I've heard evolution called a religion before. But what makes it a religion? Can you explain why you think evolution is a religion?
 

James the Persian

Dreptcredincios Crestin
truthseekingsoul said:
What did the dinosaurs like the raptors use those huge claws and sharp teeth for when only vegetation was on the menu? Were plants a lot faster back then?
Frubals for that one - you almost gave me a hernia! I have visions of a leggy cycad tearing it across Pangaea as I write.

James
 

Scuba Pete

Le plongeur avec attitude...
Missing link??? Are we talking about Pah again? :D

Hebrews 1:1 In the past God spoke to our forefathers through the prophets at many times and in various ways, 2 but in these last days he has spoken to us by his Son, whom he appointed heir of all things, and through whom he made the universe.

The Bible was never meant as a science book, but a device to bring us to God. Those who decry evolution would do well to remember that God presented a LOT of things in many ways, and some of those ways include gross simplifications of what happened. Why? Because the people of that time could not understand the nuances of God's plan (including DNA and evolution) to create such a wonderful planet. Since the advent of Homo Sapiens, we have continued to evolve not only as a species, but as a society as well. Unlike any other animal, God has enabled us to accumulate knowledge: vast quantities of knowledge. Was this done just to frustrate us? No, but Satan has certainly used evolution to cloud the minds of the saints as to what the battle is really about. He has us tilting at windmills fighting one of God's tools.

You would do well to eschew modern "anti-evolutionism" and follow Paul's example.

I Corinthians 9:19 Though I am free and belong to no man, I make myself a slave to everyone, to win as many as possible. 20 To the Jews I became like a Jew, to win the Jews. To those under the law I became like one under the law (though I myself am not under the law), so as to win those under the law. 21 To those not having the law I became like one not having the law (though I am not free from God's law but am under Christ's law), so as to win those not having the law. 22 To the weak I became weak, to win the weak.
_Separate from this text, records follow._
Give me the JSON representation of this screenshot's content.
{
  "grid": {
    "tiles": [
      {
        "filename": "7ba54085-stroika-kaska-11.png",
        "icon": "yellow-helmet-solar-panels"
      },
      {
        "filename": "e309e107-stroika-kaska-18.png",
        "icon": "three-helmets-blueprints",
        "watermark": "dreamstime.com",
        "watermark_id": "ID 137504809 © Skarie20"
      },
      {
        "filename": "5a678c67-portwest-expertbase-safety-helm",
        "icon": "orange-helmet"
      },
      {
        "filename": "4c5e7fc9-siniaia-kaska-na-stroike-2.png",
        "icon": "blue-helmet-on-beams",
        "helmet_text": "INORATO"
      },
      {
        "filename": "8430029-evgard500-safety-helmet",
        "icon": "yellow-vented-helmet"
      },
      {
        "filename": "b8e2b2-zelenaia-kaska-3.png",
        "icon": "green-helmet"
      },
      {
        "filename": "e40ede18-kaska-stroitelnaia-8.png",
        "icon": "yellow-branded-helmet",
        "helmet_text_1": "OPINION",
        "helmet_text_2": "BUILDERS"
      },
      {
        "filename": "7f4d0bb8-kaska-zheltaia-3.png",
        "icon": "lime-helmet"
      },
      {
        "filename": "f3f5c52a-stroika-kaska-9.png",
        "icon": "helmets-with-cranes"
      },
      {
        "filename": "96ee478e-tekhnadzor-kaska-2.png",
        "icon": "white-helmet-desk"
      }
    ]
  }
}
I have become all things to all men so that by all possible means I might save some. 23 I do all this for the sake of the gospel, that I may share in its blessings. NIV

I would suggest that Paul would become an evolutionist to reach the evolutionists. Don't be guilty of creating stumbling blocks my friend. Evolution is not condemned or even mentioned in the scriptures: it thus has no bearing on salvation.
 

jewscout

Religious Zionist
You must spread more karma around before giving some to goodjewishboy again.

good stuff my friend:bounce
 

Jayhawker Soule

-- untitled --
Premium Member
goodjewishboy said:
with people trying to disprove science with religion and vice/versa. Science is not diametricly opposed to religion. Evolution and Creation are not mutually exclusive. Religion is here to tell us why we exist, it gives us purpose.
And, I've had it up to here ...
... with people who claim that "Science is not diametricly opposed to religion" while upholding a religion that speaks of a 6-day Creation contra evolution, Global Floods contra geology, a mytic Exodus/Conquest contra archaeology, and a 6,000 year old Earth contra astronomy - and we've just scratched the surface.​
As for "Evolution and Creation are not mutually exclusive": they most certainly are if by "Creation" you are referring to Genesis.
goodjewishboy said:
Religion is here to tell us why we exist, it gives us purpose.
"God did it" is not much of an answer.
 

Katzpur

Not your average Mormon
goodjewishboy said:
G-d would not create physcial laws and natural systems if He weren't going to use them.

We have all this physcial evidence for evolution, it's all around us if we use our G-d given brains we can see it.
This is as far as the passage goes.